Syria - History
Historically, Syria included Jordan, Israel and Lebanon as well as the area now known as Syria. Although the modern state of Syria is a creation of the 20th century, the region can lay claim to having one of the oldest civilisations in the world. The Mesopotamian Akkadians were the first to covet the area, followed by the Egyptians, a brief period of autonomy before the Hittites came to town. Evidence of the first alphabets have been found at the ancient site of Ugarit. The country was in a top strategic spot, and its coastal towns became important Phoenician trading posts. The region became an ethnic potpourri as, for 400 years, it became a spoil of war for every neighbouring warmonger. Later, Syria was a pivotal part of the Persian, Greek, then Roman empires. When Byzantium went pear-shaped, the Islamic Ummayads, who for a time made Damascus the capital of the Muslim world, followed in 750 by the Abbasids, who moved to Baghdad, setting in a period of decline. The Crusaders arrived, bringing with them their patented brand of mayhem, until their defeat at the hands of Nur ad-Din, whose son, Salah ad-Din, brought prosperity back to the region. They were followed by the Mamluks and Mongols until finally, in 1516, the Ottomans took over and brought the to and fro to a temporary end.
Syria prospered under Ottoman rule except for a brief period in the 19th century when the Egyptians came a-conquerin'. They were soon sent a-packin' and the Ottoman Turks dished it, along with Lebanon, out to France when the Turkish Empire broke up after WWI.
The Syrians weren't too pleased with this arrangement (they had been an independent nation from 1918-20) and staged an insurrection in 1925-6, which resulted in the French bombing Damascus.

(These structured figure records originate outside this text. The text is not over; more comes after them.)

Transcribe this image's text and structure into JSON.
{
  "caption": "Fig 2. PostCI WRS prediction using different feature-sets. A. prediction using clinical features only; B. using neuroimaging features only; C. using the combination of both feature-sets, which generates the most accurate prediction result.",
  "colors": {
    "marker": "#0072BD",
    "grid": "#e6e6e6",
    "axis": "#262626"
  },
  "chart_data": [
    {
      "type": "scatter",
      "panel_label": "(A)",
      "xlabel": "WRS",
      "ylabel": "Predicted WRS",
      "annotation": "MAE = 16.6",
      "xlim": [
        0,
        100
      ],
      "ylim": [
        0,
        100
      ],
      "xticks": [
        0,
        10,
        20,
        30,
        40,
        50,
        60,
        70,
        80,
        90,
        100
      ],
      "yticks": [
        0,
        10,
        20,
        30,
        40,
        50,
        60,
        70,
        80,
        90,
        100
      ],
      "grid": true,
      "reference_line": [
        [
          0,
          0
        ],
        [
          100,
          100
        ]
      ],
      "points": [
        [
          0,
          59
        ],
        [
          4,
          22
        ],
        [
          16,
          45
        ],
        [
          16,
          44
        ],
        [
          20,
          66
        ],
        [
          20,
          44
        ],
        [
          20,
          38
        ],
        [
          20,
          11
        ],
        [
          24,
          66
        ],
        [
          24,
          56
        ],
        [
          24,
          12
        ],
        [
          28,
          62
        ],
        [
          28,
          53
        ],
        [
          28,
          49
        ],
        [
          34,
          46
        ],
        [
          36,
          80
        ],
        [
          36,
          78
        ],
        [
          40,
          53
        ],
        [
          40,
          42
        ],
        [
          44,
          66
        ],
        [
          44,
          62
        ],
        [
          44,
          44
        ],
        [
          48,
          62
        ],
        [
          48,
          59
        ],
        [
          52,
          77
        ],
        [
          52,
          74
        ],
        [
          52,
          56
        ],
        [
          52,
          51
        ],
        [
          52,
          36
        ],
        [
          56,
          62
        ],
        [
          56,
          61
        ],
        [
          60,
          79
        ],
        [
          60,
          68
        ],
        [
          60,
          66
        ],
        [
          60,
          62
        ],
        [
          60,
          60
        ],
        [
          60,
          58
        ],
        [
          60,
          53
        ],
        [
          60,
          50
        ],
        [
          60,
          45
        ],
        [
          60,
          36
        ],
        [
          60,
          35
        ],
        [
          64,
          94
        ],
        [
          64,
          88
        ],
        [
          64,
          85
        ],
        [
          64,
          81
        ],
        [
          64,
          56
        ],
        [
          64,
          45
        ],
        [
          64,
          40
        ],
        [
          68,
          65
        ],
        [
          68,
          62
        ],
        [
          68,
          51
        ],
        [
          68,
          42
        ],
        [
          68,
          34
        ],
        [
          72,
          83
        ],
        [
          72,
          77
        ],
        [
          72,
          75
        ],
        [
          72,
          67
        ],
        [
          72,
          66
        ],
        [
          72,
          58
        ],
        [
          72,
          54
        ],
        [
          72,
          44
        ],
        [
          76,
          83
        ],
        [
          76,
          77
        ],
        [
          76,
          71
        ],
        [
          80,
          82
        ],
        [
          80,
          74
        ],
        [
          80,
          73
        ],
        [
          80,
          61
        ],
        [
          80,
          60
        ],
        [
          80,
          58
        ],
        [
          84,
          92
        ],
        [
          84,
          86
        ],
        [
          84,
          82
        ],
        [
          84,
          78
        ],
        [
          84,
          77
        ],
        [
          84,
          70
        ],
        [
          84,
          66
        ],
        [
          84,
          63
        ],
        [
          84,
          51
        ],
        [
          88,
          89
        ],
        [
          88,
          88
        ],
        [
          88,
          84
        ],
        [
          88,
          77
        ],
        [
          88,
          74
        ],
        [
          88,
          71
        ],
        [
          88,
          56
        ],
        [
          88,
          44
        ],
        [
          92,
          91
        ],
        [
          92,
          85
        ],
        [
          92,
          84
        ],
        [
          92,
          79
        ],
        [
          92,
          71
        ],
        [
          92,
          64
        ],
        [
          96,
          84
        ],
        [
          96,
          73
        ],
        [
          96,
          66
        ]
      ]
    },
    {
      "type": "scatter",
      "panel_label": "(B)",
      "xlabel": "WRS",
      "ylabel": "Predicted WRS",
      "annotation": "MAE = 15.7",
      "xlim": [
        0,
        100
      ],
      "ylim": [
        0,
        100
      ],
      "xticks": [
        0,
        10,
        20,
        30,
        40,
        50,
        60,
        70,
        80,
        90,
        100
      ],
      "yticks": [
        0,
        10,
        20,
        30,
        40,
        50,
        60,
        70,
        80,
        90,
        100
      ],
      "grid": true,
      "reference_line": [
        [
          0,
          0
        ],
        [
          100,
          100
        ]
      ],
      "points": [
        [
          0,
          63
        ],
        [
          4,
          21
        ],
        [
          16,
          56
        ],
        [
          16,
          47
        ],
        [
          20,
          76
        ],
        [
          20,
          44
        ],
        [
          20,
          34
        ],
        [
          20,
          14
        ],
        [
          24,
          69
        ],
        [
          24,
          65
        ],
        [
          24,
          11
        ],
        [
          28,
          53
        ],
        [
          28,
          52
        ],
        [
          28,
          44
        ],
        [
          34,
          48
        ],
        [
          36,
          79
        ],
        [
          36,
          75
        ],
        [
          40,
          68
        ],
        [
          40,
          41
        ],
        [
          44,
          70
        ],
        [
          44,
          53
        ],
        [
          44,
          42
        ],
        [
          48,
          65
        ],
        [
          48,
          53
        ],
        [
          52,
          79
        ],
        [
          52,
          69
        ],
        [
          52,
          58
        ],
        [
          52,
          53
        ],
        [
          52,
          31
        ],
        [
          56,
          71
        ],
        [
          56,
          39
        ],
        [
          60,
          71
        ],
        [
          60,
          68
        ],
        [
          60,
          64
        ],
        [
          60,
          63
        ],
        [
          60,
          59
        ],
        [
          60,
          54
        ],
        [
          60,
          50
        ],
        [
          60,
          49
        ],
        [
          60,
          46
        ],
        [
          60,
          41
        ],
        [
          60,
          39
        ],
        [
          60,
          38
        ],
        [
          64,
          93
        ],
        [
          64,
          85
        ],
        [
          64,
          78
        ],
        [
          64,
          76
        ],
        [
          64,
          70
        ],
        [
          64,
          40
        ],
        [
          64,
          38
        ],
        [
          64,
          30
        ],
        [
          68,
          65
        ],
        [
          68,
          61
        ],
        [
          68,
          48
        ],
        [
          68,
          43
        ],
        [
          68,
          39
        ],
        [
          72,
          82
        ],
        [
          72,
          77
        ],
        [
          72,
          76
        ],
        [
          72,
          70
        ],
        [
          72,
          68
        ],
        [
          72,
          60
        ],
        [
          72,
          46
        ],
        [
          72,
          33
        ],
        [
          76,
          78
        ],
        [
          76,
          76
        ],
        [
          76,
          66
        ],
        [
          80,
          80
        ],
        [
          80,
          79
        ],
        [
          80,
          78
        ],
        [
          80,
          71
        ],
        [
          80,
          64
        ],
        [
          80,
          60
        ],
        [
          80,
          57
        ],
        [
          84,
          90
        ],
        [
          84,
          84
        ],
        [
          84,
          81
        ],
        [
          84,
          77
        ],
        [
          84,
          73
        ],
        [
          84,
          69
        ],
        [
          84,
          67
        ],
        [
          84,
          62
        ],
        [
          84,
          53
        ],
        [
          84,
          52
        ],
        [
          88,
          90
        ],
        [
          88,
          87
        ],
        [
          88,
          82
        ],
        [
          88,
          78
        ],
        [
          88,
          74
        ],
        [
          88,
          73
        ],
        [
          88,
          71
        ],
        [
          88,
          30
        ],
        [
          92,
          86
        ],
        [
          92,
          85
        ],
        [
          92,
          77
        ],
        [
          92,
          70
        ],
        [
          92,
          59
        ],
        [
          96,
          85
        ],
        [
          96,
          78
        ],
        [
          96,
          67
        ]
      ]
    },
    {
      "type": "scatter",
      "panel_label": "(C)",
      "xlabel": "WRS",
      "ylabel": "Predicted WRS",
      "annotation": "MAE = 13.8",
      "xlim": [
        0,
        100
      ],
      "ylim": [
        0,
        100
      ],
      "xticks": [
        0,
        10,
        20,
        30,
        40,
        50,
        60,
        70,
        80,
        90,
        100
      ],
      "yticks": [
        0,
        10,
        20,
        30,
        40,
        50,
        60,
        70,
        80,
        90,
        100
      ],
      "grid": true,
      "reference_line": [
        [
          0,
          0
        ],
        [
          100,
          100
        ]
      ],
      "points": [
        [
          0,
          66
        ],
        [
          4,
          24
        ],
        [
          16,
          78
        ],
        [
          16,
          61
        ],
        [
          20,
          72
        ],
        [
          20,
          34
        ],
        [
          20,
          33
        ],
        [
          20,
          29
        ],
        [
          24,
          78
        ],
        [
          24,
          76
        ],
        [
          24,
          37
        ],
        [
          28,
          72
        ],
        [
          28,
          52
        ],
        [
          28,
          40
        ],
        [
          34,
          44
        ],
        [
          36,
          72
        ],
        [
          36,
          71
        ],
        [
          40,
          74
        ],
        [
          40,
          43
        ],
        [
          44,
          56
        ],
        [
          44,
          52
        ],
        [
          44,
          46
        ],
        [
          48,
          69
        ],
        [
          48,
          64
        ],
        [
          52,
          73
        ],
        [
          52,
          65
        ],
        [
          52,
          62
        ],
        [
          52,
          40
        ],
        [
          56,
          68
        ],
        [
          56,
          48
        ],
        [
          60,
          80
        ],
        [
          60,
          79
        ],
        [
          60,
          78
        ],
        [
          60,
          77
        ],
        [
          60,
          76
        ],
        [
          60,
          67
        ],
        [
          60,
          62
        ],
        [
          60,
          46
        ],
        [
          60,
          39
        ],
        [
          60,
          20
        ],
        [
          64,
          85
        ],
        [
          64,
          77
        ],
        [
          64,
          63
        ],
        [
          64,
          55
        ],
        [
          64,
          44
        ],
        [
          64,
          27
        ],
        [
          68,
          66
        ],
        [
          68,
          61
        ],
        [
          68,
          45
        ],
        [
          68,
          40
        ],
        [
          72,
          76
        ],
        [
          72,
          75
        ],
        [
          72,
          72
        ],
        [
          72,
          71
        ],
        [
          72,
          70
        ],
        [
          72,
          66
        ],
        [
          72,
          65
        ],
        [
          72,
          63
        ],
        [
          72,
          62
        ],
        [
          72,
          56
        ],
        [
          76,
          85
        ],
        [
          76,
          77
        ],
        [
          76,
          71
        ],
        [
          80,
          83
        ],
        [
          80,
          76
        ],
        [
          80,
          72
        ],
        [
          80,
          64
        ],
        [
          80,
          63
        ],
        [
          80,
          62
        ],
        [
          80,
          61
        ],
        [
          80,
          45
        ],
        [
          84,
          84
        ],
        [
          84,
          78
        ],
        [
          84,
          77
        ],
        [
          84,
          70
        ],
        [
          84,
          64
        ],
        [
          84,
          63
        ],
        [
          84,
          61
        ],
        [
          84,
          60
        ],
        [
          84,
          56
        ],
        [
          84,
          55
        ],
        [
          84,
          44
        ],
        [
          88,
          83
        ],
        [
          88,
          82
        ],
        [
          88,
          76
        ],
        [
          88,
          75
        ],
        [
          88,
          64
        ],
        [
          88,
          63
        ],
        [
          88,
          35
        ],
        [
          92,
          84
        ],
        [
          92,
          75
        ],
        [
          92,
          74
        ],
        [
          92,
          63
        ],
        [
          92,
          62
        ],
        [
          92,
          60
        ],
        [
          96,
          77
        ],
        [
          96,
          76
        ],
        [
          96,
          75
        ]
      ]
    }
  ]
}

In 1932, Syria had its first parliamentary elections, and although the candidates had been picked by the French, they refused to accept France's proposed constitution for the country. In 1939, France granted Turkey the Syrian province of Alexandretta, further sharpening feeling against the imperial overlords. France promised independence in 1941 but didn't come through with it until 1946.
Civilian rule didn't last long in Syria: in 1954, after several military coups, the Ba'athist section of the army took over the country. The Ba'ath Party was founded in 1940 by a Christian teacher and was committed to a form of pan-Arabism under which Syria would forfeit its sovereignty. This led to the formation of a United Arab Republic with Egypt in 1958, but several people thought this wasn't such a hot idea, and another series of military coups trundled across the country. By 1966 the Ba'ath were back in power, but the celebrations were curtailed by the 1967 Six Day War with Israel and the 1970 Black September spat with Jordan. While everyone was otherwise occupied, Defence Minister Hafez al-Assad seized power.
Since 1971 Assad has held onto the presidency with a mixture of ruthless suppression and guile, and used his position to maneuver Syria into a position of power negotiating the terms of peace in the Middle East. In 1999, he was elected to a fifth seven-year term with a predictable 99.9% of the vote. Although falling oil prices instigated much hand-wringing throughout the Middle East, Assad's astute exploitation of the Gulf War in the early 1990s brought improvements in the Syrian economy. During the war, Syria joined the anti-Iraq coalition, getting into the USA's good books in an effort to get off Washington's list of states supporting international terrorism.
In 1997, Syria was removed from the US list of drug-trafficking states, while Assad moved to strengthen ties with the fledgling EU, Turkey and the US. Attempts to diversify the oil-reliant economy, primarily with investment in agricultural products, have had mixed success. In early 2000, US State Department officials discussed removing Syria from from the terrorism list, admitting that even according to US intelligence, the country hadn't sponsored any terrorist activity since 1986. The chaotic withdrawal of Israeli troops from Southern Lebanon in May 2000, occuring under fire from the alledgedly Syrian-sponsored Hezbollah, would have probably delayed further talks under the best of circumstances. President Assad's death the following month added another variable to that equation and to the future of the Middle East peace process as a whole. Assad's son Bashar stood poised to take over the presidency as of June 2000.